1. 🚫 Nunca na main/master
Sempre criar branch própria: feature/nome, fix/nome, refactor/nome, hotfix/nome.
2. 💾 Commits atômicos
Pequenos e claros: feat, fix, refactor, docs, test, chore.
3. 🧪 Sempre testar antes
Validação local obrigatória: build, lint, testes, fluxo alterado e zero regressões.
4. 🔀 Nunca push direto na main
Alterações entram exclusivamente via Pull Request / Merge Request auditado.
5. 👀 Auto-revisão antes do PR
Remover logs de debug, console.log, código morto, comentários temporários e credenciais.
6. 🔐 Zero segredos no Git
Nunca commitar senhas, tokens ou .env.

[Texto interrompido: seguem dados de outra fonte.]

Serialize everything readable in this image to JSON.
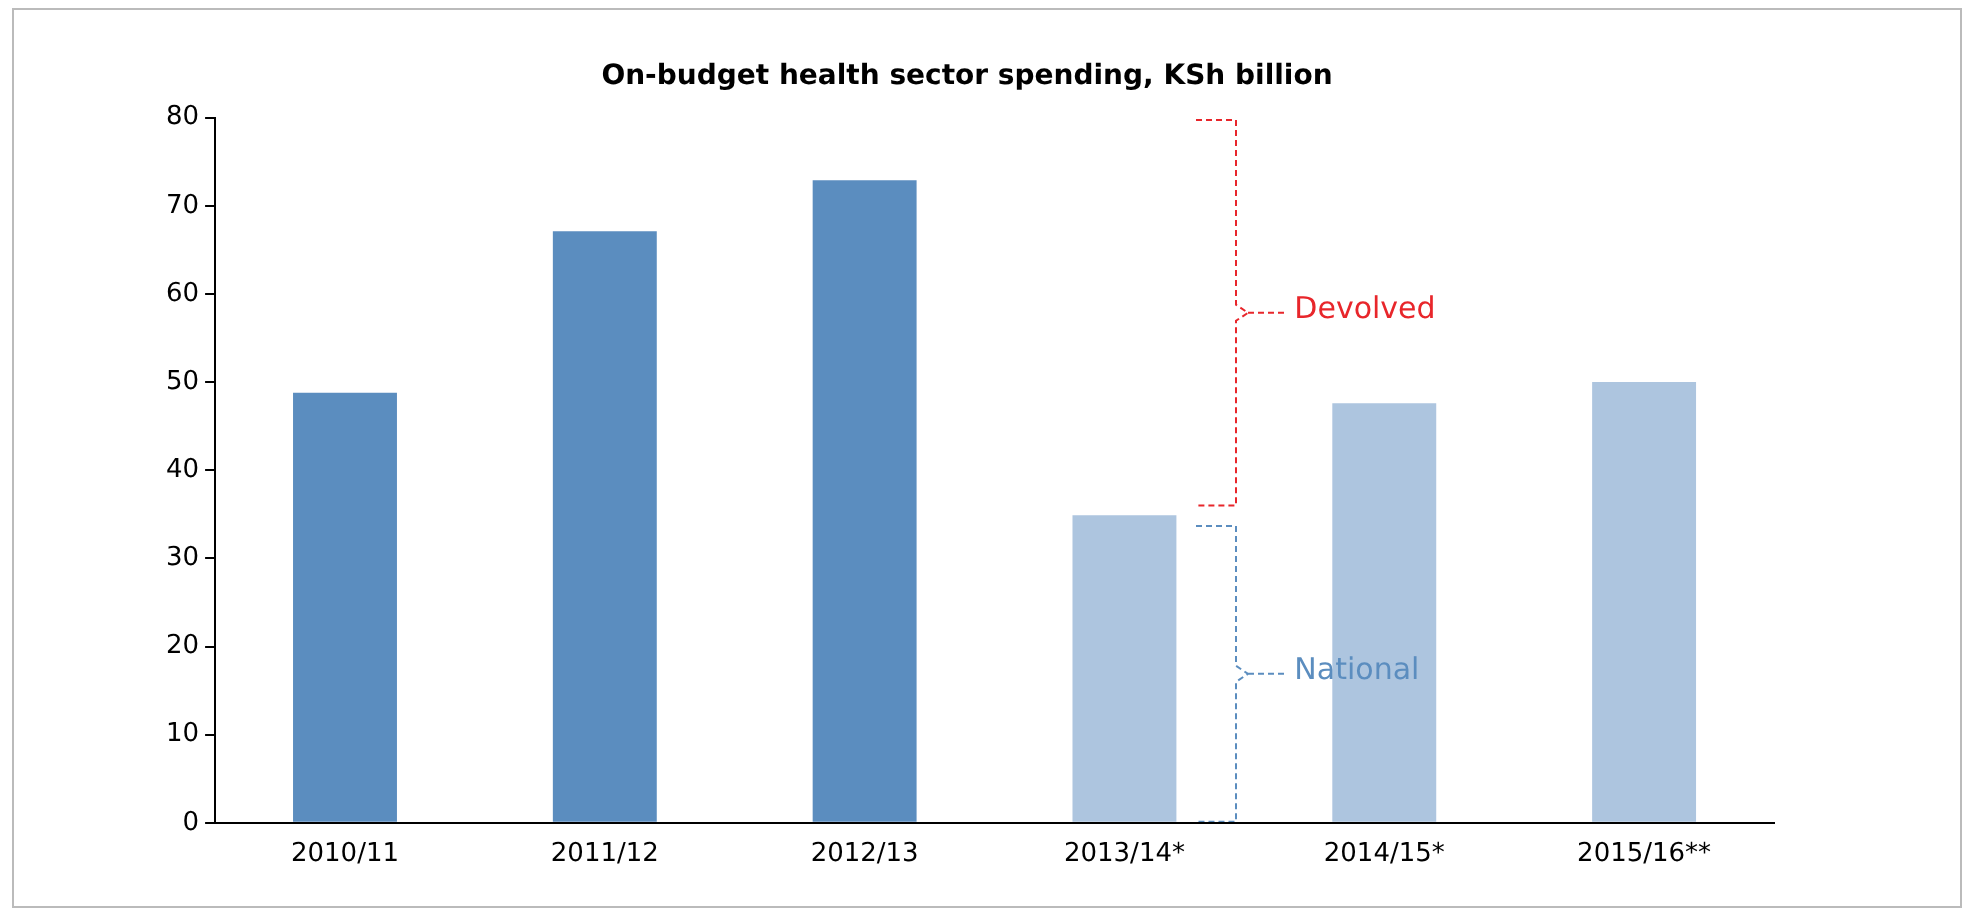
{
  "chart_data": {
    "type": "bar",
    "title": "On-budget health sector spending, KSh billion",
    "categories": [
      "2010/11",
      "2011/12",
      "2012/13",
      "2013/14*",
      "2014/15*",
      "2015/16**"
    ],
    "values": [
      48.8,
      67.1,
      72.9,
      34.9,
      47.6,
      50.0
    ],
    "colors": [
      "#5b8dbf",
      "#5b8dbf",
      "#5b8dbf",
      "#adc5df",
      "#adc5df",
      "#adc5df"
    ],
    "ylim": [
      0,
      80
    ],
    "yticks": [
      0,
      10,
      20,
      30,
      40,
      50,
      60,
      70,
      80
    ],
    "grid": false,
    "annotations": [
      "Devolved",
      "National"
    ]
  }
}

Usar secrets do Vault e variáveis de deploy.
7. 📦 Zero dependências supérfluas
Verificar antes se o projeto já possui solução nativa ou biblioteca equivalente.
8. 🧱 Respeitar a arquitetura
Evitar duplicação (DRY), arquivos gigantes, funções multi-responsabilidade e gambiarras.

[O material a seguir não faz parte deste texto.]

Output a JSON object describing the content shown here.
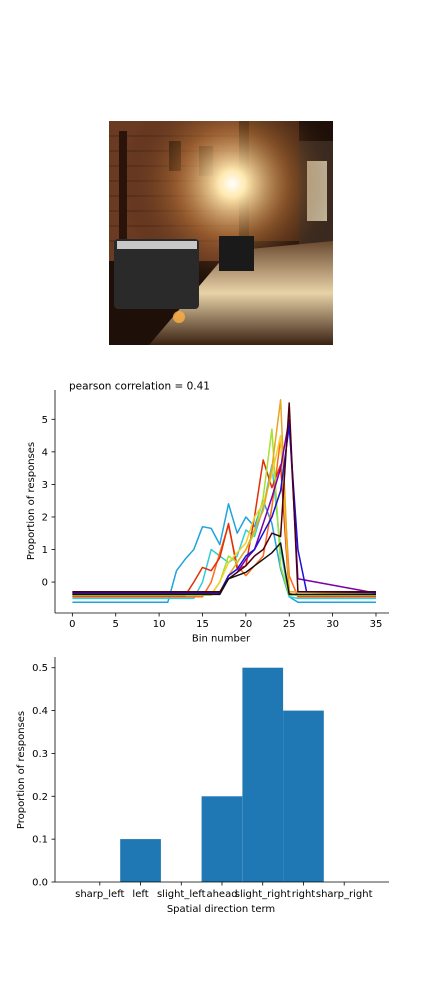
{
  "photo": {
    "icon": "alley-photo",
    "colors": {
      "dark": "#1e0f08",
      "brick": "#6b3a22",
      "light": "#ffe9b0"
    }
  },
  "chart_data": [
    {
      "type": "line",
      "title": "pearson correlation = 0.41",
      "xlabel": "Bin number",
      "ylabel": "Proportion of responses",
      "xlim": [
        -2,
        36.5
      ],
      "ylim": [
        -0.95,
        5.9
      ],
      "xticks": [
        0,
        5,
        10,
        15,
        20,
        25,
        30,
        35
      ],
      "yticks": [
        0,
        1,
        2,
        3,
        4,
        5
      ],
      "series": [
        {
          "color": "#1fa3e0",
          "x": [
            0,
            11,
            12,
            13,
            14,
            15,
            16,
            17,
            18,
            19,
            20,
            21,
            22,
            23,
            24,
            25,
            26,
            27,
            35
          ],
          "y": [
            -0.62,
            -0.62,
            0.35,
            0.7,
            1.0,
            1.7,
            1.65,
            1.15,
            2.4,
            1.5,
            2.0,
            1.7,
            2.5,
            1.8,
            0.4,
            -0.45,
            -0.62,
            -0.62,
            -0.62
          ]
        },
        {
          "color": "#33ccd9",
          "x": [
            0,
            14,
            15,
            16,
            17,
            18,
            19,
            20,
            21,
            22,
            23,
            24,
            25,
            26,
            35
          ],
          "y": [
            -0.5,
            -0.5,
            0.0,
            1.0,
            0.8,
            0.6,
            0.8,
            1.6,
            1.4,
            2.3,
            3.6,
            1.0,
            -0.45,
            -0.5,
            -0.5
          ]
        },
        {
          "color": "#ff6a1a",
          "x": [
            0,
            15,
            16,
            17,
            18,
            19,
            20,
            21,
            22,
            23,
            24,
            25,
            26,
            35
          ],
          "y": [
            -0.45,
            -0.45,
            0.0,
            0.9,
            1.75,
            0.5,
            0.2,
            0.5,
            0.8,
            2.3,
            4.4,
            0.2,
            -0.45,
            -0.45
          ]
        },
        {
          "color": "#e03008",
          "x": [
            0,
            13,
            14,
            15,
            16,
            17,
            18,
            19,
            20,
            21,
            22,
            23,
            24,
            25,
            26,
            35
          ],
          "y": [
            -0.42,
            -0.42,
            0.0,
            0.45,
            0.35,
            0.75,
            1.8,
            0.4,
            0.5,
            2.0,
            3.75,
            2.9,
            3.6,
            -0.35,
            -0.42,
            -0.42
          ]
        },
        {
          "color": "#a6e22e",
          "x": [
            0,
            16,
            17,
            18,
            19,
            20,
            21,
            22,
            23,
            24,
            25,
            35
          ],
          "y": [
            -0.4,
            -0.4,
            0.0,
            0.8,
            0.6,
            1.0,
            1.5,
            2.6,
            4.7,
            0.5,
            -0.4,
            -0.4
          ]
        },
        {
          "color": "#f2d22a",
          "x": [
            0,
            16,
            17,
            18,
            19,
            20,
            21,
            22,
            23,
            24,
            25,
            35
          ],
          "y": [
            -0.38,
            -0.38,
            0.0,
            0.6,
            0.9,
            1.2,
            2.0,
            2.4,
            3.3,
            4.5,
            -0.3,
            -0.38
          ]
        },
        {
          "color": "#e8a422",
          "x": [
            0,
            17,
            18,
            19,
            20,
            21,
            22,
            23,
            24,
            25,
            35
          ],
          "y": [
            -0.36,
            -0.36,
            0.2,
            0.6,
            1.0,
            1.6,
            2.2,
            3.5,
            5.6,
            -0.3,
            -0.36
          ]
        },
        {
          "color": "#7a00a8",
          "x": [
            0,
            17,
            18,
            19,
            20,
            21,
            22,
            23,
            24,
            25,
            26,
            35
          ],
          "y": [
            -0.34,
            -0.34,
            0.1,
            0.3,
            0.7,
            1.0,
            1.8,
            2.6,
            3.5,
            5.0,
            0.1,
            -0.34
          ]
        },
        {
          "color": "#1a10d8",
          "x": [
            0,
            17,
            18,
            19,
            20,
            21,
            22,
            23,
            24,
            25,
            26,
            27,
            35
          ],
          "y": [
            -0.32,
            -0.32,
            0.2,
            0.4,
            0.8,
            1.0,
            1.5,
            2.0,
            2.8,
            4.8,
            1.0,
            -0.3,
            -0.32
          ]
        },
        {
          "color": "#4a0010",
          "x": [
            0,
            17,
            18,
            19,
            20,
            21,
            22,
            23,
            24,
            25,
            26,
            35
          ],
          "y": [
            -0.3,
            -0.3,
            0.1,
            0.3,
            0.5,
            0.8,
            1.0,
            1.5,
            1.4,
            5.5,
            -0.3,
            -0.3
          ]
        },
        {
          "color": "#111111",
          "x": [
            0,
            17,
            18,
            19,
            20,
            21,
            22,
            23,
            24,
            25,
            35
          ],
          "y": [
            -0.38,
            -0.38,
            0.1,
            0.2,
            0.3,
            0.5,
            0.7,
            0.9,
            1.2,
            -0.38,
            -0.38
          ]
        }
      ]
    },
    {
      "type": "bar",
      "xlabel": "Spatial direction term",
      "ylabel": "Proportion of responses",
      "categories": [
        "sharp_left",
        "left",
        "slight_left",
        "ahead",
        "slight_right",
        "right",
        "sharp_right"
      ],
      "values": [
        0.0,
        0.1,
        0.0,
        0.2,
        0.5,
        0.4,
        0.0
      ],
      "ylim": [
        0,
        0.525
      ],
      "yticks": [
        0.0,
        0.1,
        0.2,
        0.3,
        0.4,
        0.5
      ],
      "bar_color": "#1f77b4"
    }
  ]
}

9. 🗄️ Banco exige migration
Nunca alterar banco de produção manualmente sem registro e versionamento formal.
10. 🔄 Rebase pré-PR
Fazer git pull/rebase da main e resolver conflitos localmente antes de submeter PR.
11. 📝 PR documentado
Explicar: o que foi alterado, motivo da alteração, como testar e possíveis impactos.
12. 🚨 Hotfix exige teste
Correções urgentes continuam exigindo branch isolada, commit e validação empírica.
13. 📚 Documentação sincronizada
Mudou configuração, API, arquitetura ou processo? Atualize README e documentação.
14. ☁️ Deploy pós-validação
Deploy em produção somente após validação. Nunca usar produção como ambiente de teste.
15. 🤝 Responsabilidade coletiva
Regra do Escoteiro: deixar o projeto em estado igual ou melhor do que encontrou.